OOS 5-2 - Phenomenological forecasting of infectious diseases: Dengue as a case study

Tuesday, August 13, 2019: 8:20 AM
M100, Kentucky International Convention Center
Leah R. Johnson, Statistics, Virginia Tech, Blacksburg, VA
Background/Question/Methods

There are a variety of approaches to modeling and making predictions about the dynamics of infectious diseases. For instance, one can take a strategic/mechanistic approach that primarily concerns itself with determining what types of processes can cause observed patterns. Strategic models often require large amounts of data to parameterize them and make them useful for prediction. On the other extreme are tactical/phenomenological models, like regressions, that usually focus on fitting a pattern without elucidating why those patterns exist. Tactical models, while often conceptually simpler, can be poor for extrapolating beyond the range of the data.
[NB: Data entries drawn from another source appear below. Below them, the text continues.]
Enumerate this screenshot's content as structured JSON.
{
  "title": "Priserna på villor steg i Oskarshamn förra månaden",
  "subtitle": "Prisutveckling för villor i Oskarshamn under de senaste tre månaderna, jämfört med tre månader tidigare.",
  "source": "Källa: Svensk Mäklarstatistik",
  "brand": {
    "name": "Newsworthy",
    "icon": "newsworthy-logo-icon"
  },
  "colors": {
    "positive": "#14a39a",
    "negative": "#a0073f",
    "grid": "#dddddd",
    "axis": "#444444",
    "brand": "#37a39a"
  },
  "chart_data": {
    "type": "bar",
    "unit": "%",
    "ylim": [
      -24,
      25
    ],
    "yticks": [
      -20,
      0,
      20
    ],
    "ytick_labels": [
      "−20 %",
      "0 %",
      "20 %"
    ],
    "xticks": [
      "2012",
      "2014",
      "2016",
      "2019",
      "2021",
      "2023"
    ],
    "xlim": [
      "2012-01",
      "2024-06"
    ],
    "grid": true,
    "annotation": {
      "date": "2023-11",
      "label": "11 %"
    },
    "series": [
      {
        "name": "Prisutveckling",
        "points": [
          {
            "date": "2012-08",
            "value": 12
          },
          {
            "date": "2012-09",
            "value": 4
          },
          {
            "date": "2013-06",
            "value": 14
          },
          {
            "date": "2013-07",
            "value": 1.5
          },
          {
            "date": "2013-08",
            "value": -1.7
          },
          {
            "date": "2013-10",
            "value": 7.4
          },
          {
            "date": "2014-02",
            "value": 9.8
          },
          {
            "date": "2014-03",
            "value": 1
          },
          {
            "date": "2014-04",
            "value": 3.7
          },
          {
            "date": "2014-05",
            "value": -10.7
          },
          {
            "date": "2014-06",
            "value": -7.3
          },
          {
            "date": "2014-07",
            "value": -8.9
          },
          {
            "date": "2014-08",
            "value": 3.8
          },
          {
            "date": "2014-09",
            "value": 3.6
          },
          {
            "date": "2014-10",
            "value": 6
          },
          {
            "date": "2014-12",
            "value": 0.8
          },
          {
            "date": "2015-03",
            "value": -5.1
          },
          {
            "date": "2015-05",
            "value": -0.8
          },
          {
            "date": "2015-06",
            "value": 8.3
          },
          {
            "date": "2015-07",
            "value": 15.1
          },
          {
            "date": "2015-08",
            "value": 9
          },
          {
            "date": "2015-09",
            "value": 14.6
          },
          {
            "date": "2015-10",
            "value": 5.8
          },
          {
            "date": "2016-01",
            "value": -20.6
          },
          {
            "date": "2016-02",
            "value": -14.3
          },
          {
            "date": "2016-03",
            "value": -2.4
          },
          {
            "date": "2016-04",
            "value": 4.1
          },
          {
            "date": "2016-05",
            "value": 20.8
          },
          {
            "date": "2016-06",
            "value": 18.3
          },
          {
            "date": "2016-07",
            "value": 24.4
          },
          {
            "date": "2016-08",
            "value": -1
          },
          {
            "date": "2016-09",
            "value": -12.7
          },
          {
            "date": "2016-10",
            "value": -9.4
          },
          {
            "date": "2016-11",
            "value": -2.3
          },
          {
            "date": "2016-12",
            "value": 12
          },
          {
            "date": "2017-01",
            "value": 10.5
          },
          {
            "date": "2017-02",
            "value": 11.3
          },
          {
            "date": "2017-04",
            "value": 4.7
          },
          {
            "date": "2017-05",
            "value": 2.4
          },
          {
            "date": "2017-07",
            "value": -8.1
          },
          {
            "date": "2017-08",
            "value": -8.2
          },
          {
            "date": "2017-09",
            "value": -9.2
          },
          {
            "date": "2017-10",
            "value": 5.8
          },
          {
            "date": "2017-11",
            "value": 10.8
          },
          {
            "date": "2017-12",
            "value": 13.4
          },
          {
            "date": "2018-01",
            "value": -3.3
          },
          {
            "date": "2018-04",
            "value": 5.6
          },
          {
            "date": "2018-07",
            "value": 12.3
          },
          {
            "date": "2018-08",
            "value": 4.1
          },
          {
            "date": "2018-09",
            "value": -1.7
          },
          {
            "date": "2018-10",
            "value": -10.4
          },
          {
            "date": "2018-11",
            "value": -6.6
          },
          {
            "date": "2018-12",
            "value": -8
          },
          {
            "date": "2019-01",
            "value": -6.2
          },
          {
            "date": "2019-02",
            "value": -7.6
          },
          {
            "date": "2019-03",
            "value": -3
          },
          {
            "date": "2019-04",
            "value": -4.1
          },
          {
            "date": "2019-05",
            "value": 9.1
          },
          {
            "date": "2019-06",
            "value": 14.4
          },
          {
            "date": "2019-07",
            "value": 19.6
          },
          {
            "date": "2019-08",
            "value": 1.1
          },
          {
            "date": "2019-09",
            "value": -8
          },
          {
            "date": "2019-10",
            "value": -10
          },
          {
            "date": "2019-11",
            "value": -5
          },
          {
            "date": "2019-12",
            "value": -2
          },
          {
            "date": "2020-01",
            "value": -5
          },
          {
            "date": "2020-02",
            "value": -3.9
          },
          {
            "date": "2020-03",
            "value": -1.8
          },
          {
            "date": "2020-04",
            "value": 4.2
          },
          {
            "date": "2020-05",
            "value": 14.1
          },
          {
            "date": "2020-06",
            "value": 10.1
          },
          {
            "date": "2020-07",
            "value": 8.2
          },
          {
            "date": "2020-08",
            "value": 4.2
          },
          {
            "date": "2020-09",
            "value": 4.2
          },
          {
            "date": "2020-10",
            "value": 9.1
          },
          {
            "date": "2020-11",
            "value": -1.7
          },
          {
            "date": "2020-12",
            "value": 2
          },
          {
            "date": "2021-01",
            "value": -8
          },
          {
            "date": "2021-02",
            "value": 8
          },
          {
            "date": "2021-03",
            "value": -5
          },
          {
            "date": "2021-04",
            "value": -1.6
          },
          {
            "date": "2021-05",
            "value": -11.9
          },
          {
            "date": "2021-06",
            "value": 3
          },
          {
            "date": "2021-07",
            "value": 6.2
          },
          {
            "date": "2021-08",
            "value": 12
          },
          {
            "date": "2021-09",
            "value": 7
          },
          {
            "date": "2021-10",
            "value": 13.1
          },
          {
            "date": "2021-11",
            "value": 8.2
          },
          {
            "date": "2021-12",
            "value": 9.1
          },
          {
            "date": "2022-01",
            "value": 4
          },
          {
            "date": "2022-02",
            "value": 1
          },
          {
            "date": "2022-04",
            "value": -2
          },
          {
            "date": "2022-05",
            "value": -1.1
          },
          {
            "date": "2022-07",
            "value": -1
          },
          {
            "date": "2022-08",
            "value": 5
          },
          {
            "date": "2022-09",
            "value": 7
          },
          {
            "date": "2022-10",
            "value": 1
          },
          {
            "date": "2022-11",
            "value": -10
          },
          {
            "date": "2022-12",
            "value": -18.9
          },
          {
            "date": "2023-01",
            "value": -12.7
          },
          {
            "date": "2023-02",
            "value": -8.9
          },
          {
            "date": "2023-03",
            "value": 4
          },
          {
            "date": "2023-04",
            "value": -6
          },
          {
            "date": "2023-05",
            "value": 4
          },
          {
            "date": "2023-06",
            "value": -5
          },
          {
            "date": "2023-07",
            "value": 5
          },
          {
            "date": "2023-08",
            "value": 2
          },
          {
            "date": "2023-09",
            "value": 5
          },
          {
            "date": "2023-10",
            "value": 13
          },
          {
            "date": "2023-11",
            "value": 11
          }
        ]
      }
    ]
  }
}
Thus each approach has it’s strengths and weaknesses in terms of data needed to parameterize and validate the model and the types of predictions that we can make using them. Here I present a phenomenological approach that uses Gaussian Processes (GPs) to forecast case data for infectious diseases. In particular I focus the dynamics of dengue, a mosquito-borne viral infection of humans as a case study.

Results/Conclusions

We find that GPs are a parsimonious and data-light approach to predicting the incidence of dengue. This approach performs better in terms of predictive accuracy than a more traditional time dependent GLM approach that includes environmental predictors of incidence as well as multiple other models of varying complexity for long time series of incidence at single locations.